INFLUENCE OF HEAT PROPERTIES OF METALLIC OR DIELECTRIC CONTAINERS ON THERMAL YIELD AND ENERGY EFFICIENCY IN MICROWAVE HEATING APPLICATIONS
Isabelle Polaert, Michel Delmotte, Nassima Benamara, Lionel Estel
Abstract: Microwave heating is often considered as a volumetric and uniform heating and also as the very selective heating for polar products and materials. Vessels, pipes, moulds, conveyor belts, made of lossy materials are required for containing products or carrying materials. For microwave processes design and calculations, the steady state of the physical system is always considered. The total yield of the microwave equipment, equal to the power absorbed by the process divided by the total electrical power consumed, takes into account, in most of the cases, the magnetron output power and the thermal efficiency of insulators only. But when looking at microwave applications such as thermoset polymer curing or flow chemistry under pressure, one can realize that transient phases are crucial for microwave generator and process design.

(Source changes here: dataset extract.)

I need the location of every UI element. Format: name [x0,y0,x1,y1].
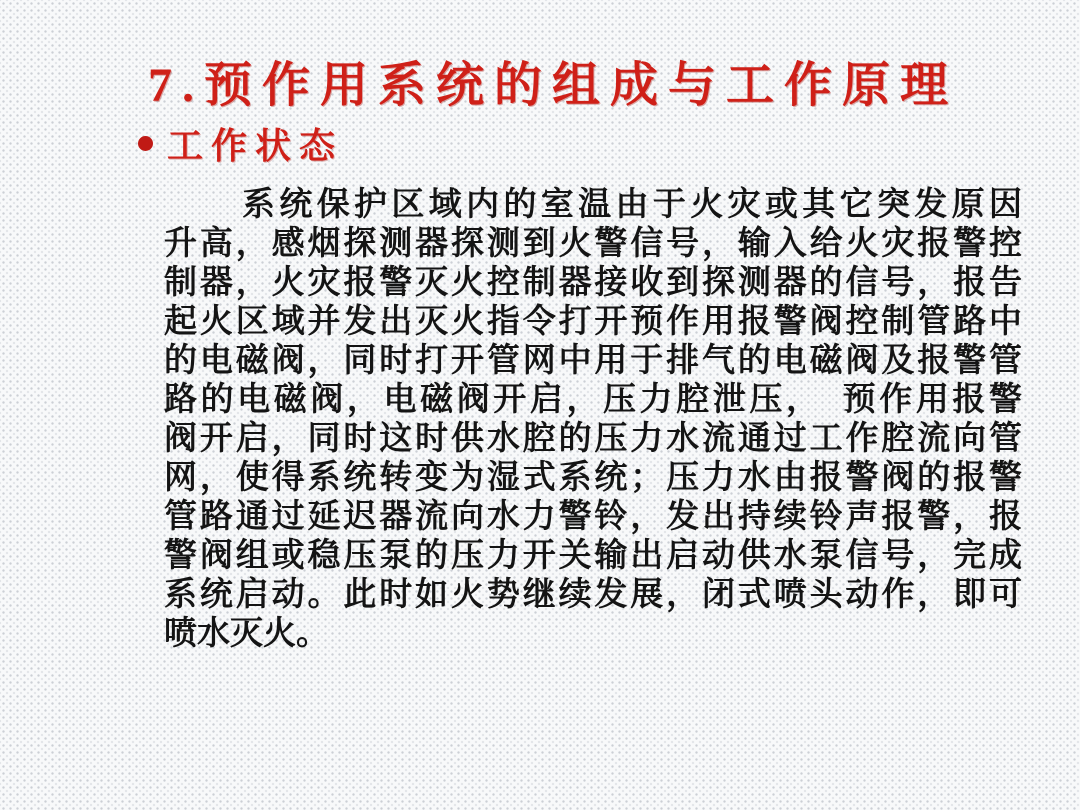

For curing unique items made of moulded thermoset polymers, the heating has to transform the material, from the heat sensitive polymer up to its solid and definitive shape. Consequently, the microwave equipment runs in thermal transient state. In this study, we observed the predicted variation of the absorbed electromagnetic power all along the thermal curing process. A thermal model was developed correlating the temperature increase with thermal characteristics such as heat capacities, heat diffusivities and thermal conductivities and consequences on the process design were drawn.
The case of a special reactor-applicator for high pressure chemical reaction was also examined, thus led to similar consideration. The heat capacities (beyond 20 kJ.K-1) of the stainless steel container, the applicator and the insulator as well, condition the heating time and required power. Thermal gradients require time for space stabilization. Indeed, we can show that the time constant in all the system is proportional to its whole heat capacity. The role of heat losses, fluid nature and flowrate is examined and typical parameters are discussed.
This paper exhibits the crucial parameters on thermal yield and energy efficiency of microwave processes. In a context of energy saving, and precisely in the domain of microwave applications, these results show how important it is to calculate not only the applied power necessary to maintain a steady state but also the energy consumed all along the preliminary transient state.
L. Douadji , M. Delmotte, J.M.P.E.E., 2012, 46 (3), 174-484.